Back To Basics - Section III. Reporting Additional Diagnoses

Cathie Wilde, RHIA, CCS - Director, Coding Services Medical Coding Leave a Comment

Back To Basics - Section III. Reporting Additional Diagnoses

One of the more prominent guidelines found in the ICD-10-CM Official Guidelines for Coding and Reporting is Section III. Reporting Additional Diagnoses but it isn’t always applied appropriately.

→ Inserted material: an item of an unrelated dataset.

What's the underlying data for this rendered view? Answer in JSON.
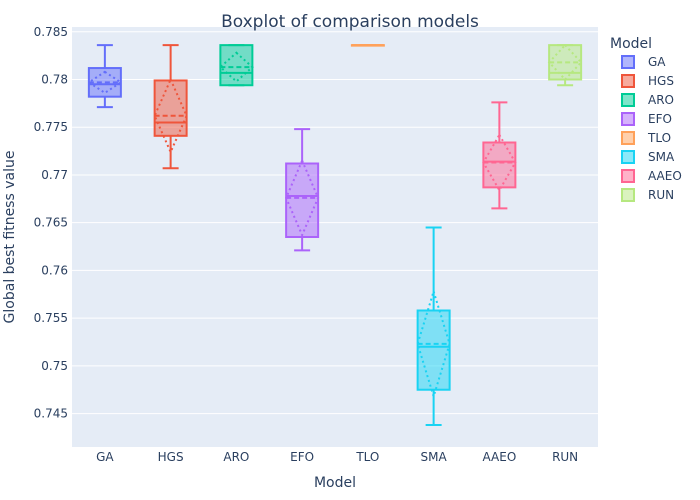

The guideline states: For reporting purposes the definition for “other diagnoses” is interpreted as additional conditions that affect patient care in terms of requiring:
clinical evaluation; or
therapeutic treatment; or
diagnostic procedures; or
extended length of hospital stay; or
increased nursing care and/or monitoring

It also draws from the Uniform Hospital Discharge Data Set (UHDDS) item #11-b which defines Other Diagnoses as “all conditions that coexist at the time of admission, that develop subsequently, or that affect the treatment received and/or the length of stay. Diagnoses that relate to an earlier episode which have no bearing on the current hospital stay are to be excluded”. UHDDS definitions were the product of a 1985 Federal Register (Vol. 50, No.147) and are used by acute care short-term hospitals to report inpatient data elements in a standardized manner. They have since been expanded and applied in other non-outpatient settings such as long-term care and psychiatric hospitals.

Before you assign a secondary diagnosis to consider whether the condition meets any of the elements for affecting patient care noted above.

The physician documents a condition in the medical record. Before coding the diagnosis, ask yourself questions related to the criteria outlined in the guideline: What medications did the patient receive? What laboratory and radiology procedure were performed? What time-consuming nursing care was provided? What condition is being evaluated by a consultant? And, do those services directly relate to the diagnosis to be coded.

Ask yourself, could you justify the coding of the condition based on the official guideline. One area that tends to be problematic in payment denials is the coding of a condition that has no bearing on the current hospitalization even though it may be clearly documented by the physician. This is particularly evident in payers that use the All Patient Refined (APR) groupers for reimbursements such as Blue Cross/Blue Shield and Medicaid programs. Sometimes a seemingly minor condition may impact the DRG reimbursement unexpectedly. If that condition doesn’t meet the reporting of additional diagnoses guideline, potentially it could be denied for additional reimbursement.

One example is vitamin D deficiency (E55.9). This condition may be reported in the past medical history section of the history & physical. It should not be reported automatically without checking its impact on the current patient care. Was the patient’s vitamin D level checked? Did the patient receive vitamin D supplementation during hospitalization?

However, some conditions documented in the past medical history may be pertinent to code as they co-exist at the time of admission and the patient’s care is affected. Some common diagnoses in this category are atrial fibrillation, hypertension, and congestive heart failure. Though the conditions may not be prominent in the current hospitalization for an unrelated diagnosis, they may still be pertinent and appropriate to code. The patient may be on maintenance medications for the treatment of the atrial fibrillation (e.g., Coumadin), hypertension (e.g., Atenolol) and congestive heart failure (e.g., Lasix).

As you code your secondary diagnoses, keep in mind the criteria found in Section III. Reporting Additional Diagnoses. It will not only provide a more accurate database but offer support should a diagnosis be questioned in a payment denial.